Quando cheguei ao setor de adoção fui logo identificado e interrogado sobre minha visita. Depois de requerer meu animalzinho (já estava me acostumando com nossa relação) e manifestar minha vontade de ter um cão ou um gato, fiquei sabendo que não poderia escolher a espécie. Fiquei preocupado e imaginando sair de lá com uma cobra, um porco, um avestruz. Porém, após ter requerido passava a ser obrigação sair de lá com um animal.
Foi um aprendizado essa minha decisão. Fiquei sabendo que muita gente requer um animal para criar em casa, embora não soubesse de ninguém nessa situação. Não ouvia latidos, miados; não via animais nas janelas e nas calçadas; não tinha amigos com animais em casa. Mesmo assim, o encarregado me informou que por causa da grande demanda, não havia cães e gatos disponíveis, nem coelhos ou pássaros. Havia aves maiores, bem como mamíferos grandes, que não estavam disponíveis para adoção. Então ele escolheu o meu animalzinho de estimação que trouxe dentro de uma caixa cheia de buracos. Ao colocar sobre o balcão, vi por um dos buracos da caixa um bico de pássaro, escuro, largo, e do outro lado penas cinzas, brancas e pretas. Um pato, disse o funcionário do laboratório. Um pato enorme, adulto, já incomodado com a caixa em volta dele. Em volta dele, havia dois filhotes, com penas ainda amareladas, bem bonitinhos. Fiquei assustado ao pensar que teria de levar todos para casa, mas o rapaz me tranquilizou dizendo que eu poderia escolher um dos três.

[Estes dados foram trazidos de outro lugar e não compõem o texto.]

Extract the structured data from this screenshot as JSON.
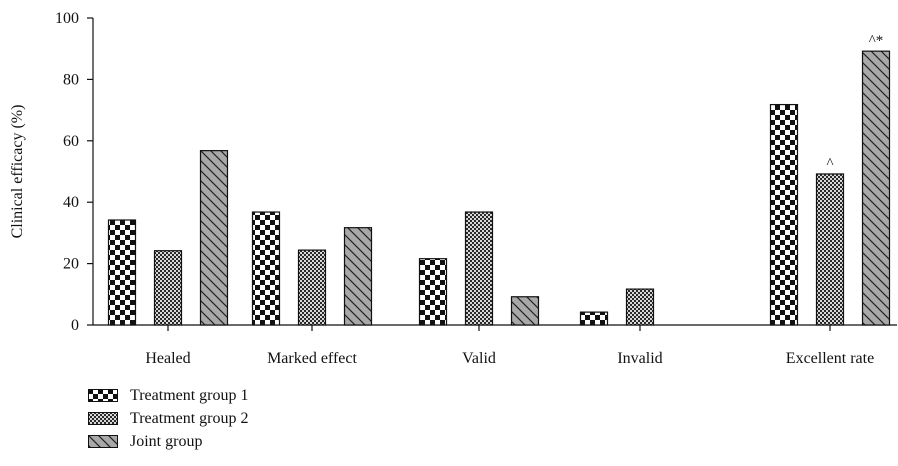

Com um animalzinho de penas amareladas, dentro de uma caixa de metal pequena, saí de lá feliz por ter meu primeiro animalzinho de estimação. Colado na caixa, um chip com as regras para a criação do pato, normas comuns a todos os animais. Primeira regra: manter sigilo sobre o animal. Comecei a entender por que não conhecia outros animais em qualquer lugar. Segunda regra: controlar o animal por meio de um aparelho que fazia parte do kit e que emitia sinais sonoros com informações para o animal, inclusive, e principalmente, relativas ao comportamento.
Se o animal emitisse um som - latido, miado, quá-quá - era preciso tocar o aparelho para que ele ficasse calado. Pular, correr, brincar só em horas marcadas antecipadamente pelo laboratório. Olhei para o meu pato e fiquei triste por ele. Na verdade nós humanos também temos nossas limitações legais, mas os animais eram muito controlados. Meu patinho começou a fazer um piado de pato e eu deixei que se manifestasse, embora ainda estivesse na via pública. Ao chegar em casa, abri a caixa e deixei que andasse pelos cômodos. Ele me pareceu feliz, andando desengonçado para todo lado e começando a deixar pelo chão suas necessidades fisiológicas. Levou um susto quando o aspirador identificou a sujeira e veio rápido limpar.
Há uma semana estou com meu patinho em casa. Contei para minha avó e ela me disse que nunca na família alguém criou patos dentro de um apartamento. Seria o primeiro então, com meu animalzinho solto pelos cômodos, com o aspirador sempre atrás dele, grasnando o dia inteiro, soltando penas amarelinhas que aos poucos vão escurecendo.